Just writing that title makes my throat clench and my eyes fill with tears. He may have just been a dog, but he was so much more than my pet. He was my best friend for 14 years. Golden retrievers usually have an average life span of 10 years; he lived for 14 amazing years. He was my baby, the little puppy we named Curly because he was born with a little wave on his forehead. He came into my life when I was just 11 years old, was there for me throughout the dark days of my teenage years, and helped to usher me into my 20s and adulthood. How do you say good-bye to someone who has been such a fixture in your life?
I want to be eloquent in my good-bye, but my heart is broken, and I know that nothing I could say will ever truly express how much one 80 pound furball impacted and enriched my life for more than half my life. I want to get into my car, and remember how much he loved sticking his head out of the window; I want to go for a walk and remember how he used to love going on walks, even when they caused him pain. He was so happy. I want to remember all the crazy things he did, all the socks he stole, all the Kleenxes he dug out of the garbage and ripped up to tell us he wasn’t getting enough attention, all those ridiculously sappy looks he gave me, and how he filled my life with unconditional love.

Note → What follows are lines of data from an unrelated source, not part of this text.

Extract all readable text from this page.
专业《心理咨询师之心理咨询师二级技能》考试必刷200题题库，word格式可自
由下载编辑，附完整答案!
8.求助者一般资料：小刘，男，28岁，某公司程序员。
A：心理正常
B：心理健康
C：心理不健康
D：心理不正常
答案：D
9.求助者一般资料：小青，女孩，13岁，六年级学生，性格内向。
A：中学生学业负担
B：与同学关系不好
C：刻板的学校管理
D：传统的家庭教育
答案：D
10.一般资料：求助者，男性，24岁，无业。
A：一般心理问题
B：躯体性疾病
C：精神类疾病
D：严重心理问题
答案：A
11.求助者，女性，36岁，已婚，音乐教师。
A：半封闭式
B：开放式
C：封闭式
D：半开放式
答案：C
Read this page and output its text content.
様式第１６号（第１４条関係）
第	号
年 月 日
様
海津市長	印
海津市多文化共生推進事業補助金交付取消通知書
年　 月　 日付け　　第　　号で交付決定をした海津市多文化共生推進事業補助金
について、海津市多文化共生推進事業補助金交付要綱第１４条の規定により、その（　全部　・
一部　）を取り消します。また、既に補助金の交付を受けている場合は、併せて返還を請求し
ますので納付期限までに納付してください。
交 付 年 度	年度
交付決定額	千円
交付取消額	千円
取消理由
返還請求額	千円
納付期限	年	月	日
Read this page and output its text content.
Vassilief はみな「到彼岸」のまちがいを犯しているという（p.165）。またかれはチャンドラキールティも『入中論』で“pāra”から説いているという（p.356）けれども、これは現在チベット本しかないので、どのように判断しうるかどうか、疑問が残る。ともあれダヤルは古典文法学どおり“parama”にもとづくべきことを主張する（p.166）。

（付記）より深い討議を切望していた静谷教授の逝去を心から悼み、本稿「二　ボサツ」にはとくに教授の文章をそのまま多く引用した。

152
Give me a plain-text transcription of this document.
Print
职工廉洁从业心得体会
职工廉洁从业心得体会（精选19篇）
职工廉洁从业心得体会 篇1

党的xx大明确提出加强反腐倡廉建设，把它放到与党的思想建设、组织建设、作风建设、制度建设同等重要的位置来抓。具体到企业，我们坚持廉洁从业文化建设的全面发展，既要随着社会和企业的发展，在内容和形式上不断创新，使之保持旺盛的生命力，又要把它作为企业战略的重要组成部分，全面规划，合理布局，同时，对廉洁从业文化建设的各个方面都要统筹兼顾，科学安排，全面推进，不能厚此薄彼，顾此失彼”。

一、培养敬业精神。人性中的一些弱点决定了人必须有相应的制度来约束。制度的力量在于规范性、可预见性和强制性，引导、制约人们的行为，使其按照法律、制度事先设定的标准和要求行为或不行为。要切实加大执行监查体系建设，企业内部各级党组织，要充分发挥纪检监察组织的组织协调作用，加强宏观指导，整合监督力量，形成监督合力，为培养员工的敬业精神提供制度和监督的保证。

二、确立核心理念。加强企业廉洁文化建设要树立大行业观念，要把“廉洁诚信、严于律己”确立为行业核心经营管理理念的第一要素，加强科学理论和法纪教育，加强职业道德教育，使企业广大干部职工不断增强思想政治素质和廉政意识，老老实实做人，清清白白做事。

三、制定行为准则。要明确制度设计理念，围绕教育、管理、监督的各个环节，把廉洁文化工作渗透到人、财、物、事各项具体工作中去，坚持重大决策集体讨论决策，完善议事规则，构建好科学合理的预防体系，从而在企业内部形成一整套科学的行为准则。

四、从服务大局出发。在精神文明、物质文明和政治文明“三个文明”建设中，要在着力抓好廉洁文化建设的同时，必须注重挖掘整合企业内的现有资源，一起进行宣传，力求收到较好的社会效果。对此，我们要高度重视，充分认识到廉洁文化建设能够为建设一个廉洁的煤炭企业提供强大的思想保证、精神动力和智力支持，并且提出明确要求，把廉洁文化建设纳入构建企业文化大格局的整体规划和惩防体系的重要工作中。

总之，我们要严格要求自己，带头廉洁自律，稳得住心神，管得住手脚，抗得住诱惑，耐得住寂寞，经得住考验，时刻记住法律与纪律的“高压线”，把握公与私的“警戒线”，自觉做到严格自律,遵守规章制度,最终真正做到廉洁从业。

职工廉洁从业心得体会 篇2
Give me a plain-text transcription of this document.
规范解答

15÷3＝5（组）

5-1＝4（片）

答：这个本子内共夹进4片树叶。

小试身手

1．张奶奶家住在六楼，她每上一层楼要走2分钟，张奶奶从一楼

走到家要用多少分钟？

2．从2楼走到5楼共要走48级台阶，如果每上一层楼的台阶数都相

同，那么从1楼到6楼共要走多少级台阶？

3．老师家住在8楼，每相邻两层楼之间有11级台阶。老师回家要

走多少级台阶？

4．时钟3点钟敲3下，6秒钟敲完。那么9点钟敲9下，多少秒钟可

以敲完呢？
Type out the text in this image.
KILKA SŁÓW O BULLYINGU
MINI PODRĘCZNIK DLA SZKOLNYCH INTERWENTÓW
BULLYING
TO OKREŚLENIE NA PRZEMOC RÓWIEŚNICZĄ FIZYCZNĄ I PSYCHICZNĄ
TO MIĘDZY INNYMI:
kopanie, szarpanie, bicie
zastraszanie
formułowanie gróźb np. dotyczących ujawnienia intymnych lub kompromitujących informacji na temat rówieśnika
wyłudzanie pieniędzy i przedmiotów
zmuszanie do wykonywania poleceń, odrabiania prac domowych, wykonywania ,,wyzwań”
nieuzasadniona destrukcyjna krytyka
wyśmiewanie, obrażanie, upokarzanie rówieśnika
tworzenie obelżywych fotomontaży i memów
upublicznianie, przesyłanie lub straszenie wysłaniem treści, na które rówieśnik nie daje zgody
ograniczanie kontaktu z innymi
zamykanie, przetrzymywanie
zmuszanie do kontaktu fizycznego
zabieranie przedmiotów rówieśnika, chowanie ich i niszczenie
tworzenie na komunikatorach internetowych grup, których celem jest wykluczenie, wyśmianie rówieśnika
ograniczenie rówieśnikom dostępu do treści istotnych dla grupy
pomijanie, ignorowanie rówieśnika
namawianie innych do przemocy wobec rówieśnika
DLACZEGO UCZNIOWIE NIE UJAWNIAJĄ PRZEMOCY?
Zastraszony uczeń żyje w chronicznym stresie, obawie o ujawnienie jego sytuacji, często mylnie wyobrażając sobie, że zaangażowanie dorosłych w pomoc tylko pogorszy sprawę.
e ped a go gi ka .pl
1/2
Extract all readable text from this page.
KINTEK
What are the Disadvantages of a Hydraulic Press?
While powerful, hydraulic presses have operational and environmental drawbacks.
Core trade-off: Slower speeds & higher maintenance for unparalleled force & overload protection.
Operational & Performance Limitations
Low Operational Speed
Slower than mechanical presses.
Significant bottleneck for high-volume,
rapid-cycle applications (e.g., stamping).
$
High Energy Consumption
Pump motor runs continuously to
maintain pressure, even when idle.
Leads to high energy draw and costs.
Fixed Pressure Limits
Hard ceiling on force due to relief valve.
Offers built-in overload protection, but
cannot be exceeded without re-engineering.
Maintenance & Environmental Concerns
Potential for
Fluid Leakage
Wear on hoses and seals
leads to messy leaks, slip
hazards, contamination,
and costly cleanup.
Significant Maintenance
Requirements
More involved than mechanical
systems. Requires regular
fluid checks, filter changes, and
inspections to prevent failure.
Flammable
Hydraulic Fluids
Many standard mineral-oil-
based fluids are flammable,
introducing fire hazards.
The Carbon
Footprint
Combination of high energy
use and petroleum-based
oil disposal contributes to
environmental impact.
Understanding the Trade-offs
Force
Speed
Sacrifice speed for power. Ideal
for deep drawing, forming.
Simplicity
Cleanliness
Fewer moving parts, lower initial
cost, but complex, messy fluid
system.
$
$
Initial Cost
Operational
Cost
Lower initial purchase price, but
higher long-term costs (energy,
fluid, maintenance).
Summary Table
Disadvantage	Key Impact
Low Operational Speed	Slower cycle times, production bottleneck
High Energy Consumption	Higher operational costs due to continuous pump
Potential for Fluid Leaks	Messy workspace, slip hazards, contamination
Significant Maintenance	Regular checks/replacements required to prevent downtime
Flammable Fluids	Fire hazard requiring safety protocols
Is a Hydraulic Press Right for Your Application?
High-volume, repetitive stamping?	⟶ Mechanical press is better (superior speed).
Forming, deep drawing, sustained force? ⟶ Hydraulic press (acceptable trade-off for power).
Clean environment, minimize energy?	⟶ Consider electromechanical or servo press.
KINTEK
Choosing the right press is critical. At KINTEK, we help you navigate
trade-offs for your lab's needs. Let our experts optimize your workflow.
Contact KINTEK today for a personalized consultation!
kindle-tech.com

Losing a beloved pet is a heart-wrenching and painful experience, but the joy Curly has given me these past 14 years far outweighs the pain. I repeat this to myself whenever I am overcome with grief and longing. Even in his final days, he was happy to be inside with his humans, lying on the air vent, one of his favorite places in the house during the summer. Even when I had to carry him outside because he could not handle walking on his own, he never, ever, once complained, or whined, or was snippy. Sometimes, he would lie down on the grass, sticking his nose up in the air, looking content with that smile only dogs can smile. I wanted to lie down on the grass with him, and press pause, so that I could capture the moment in my heart forever.
Everything that I do is inundated with memories of him; the jingle of my keys reminds me of how excited he used to get when I said the words, “Car ride?” The clinking of ice in my glass of how ice cubes were one of his favorite treats, and that he would come running whenever he heard that clinking sound. How saying, “Oops,” while in the kitchen sent him running in to see what fell on the floor. The last day he was with me, I was so proud of his brave and gentle soul that my heart filled with so much love that my body could not contain it. I wept.
But losing him only makes me more determined to appreciate life. There is something about experiencing the death of a loved one that makes me realize how much I take for granted in life, and how the simplest things bring the greatest joys. It was a gorgeous day, that day we said goodbye. I lifted my head into the breeze, letting the wind ruffle my hair the way it used to ruffle his. This is how I want to mourn him, by taking pleasure in what I normally ignore, or what I forget about under the weight of responsibilities and never-ending to-do lists. I let my memories of him wash over me, and somehow I find myself smiling rather than crying. He was the best. My best friend.
And I will miss him. Goodbye Curly, I will always love you.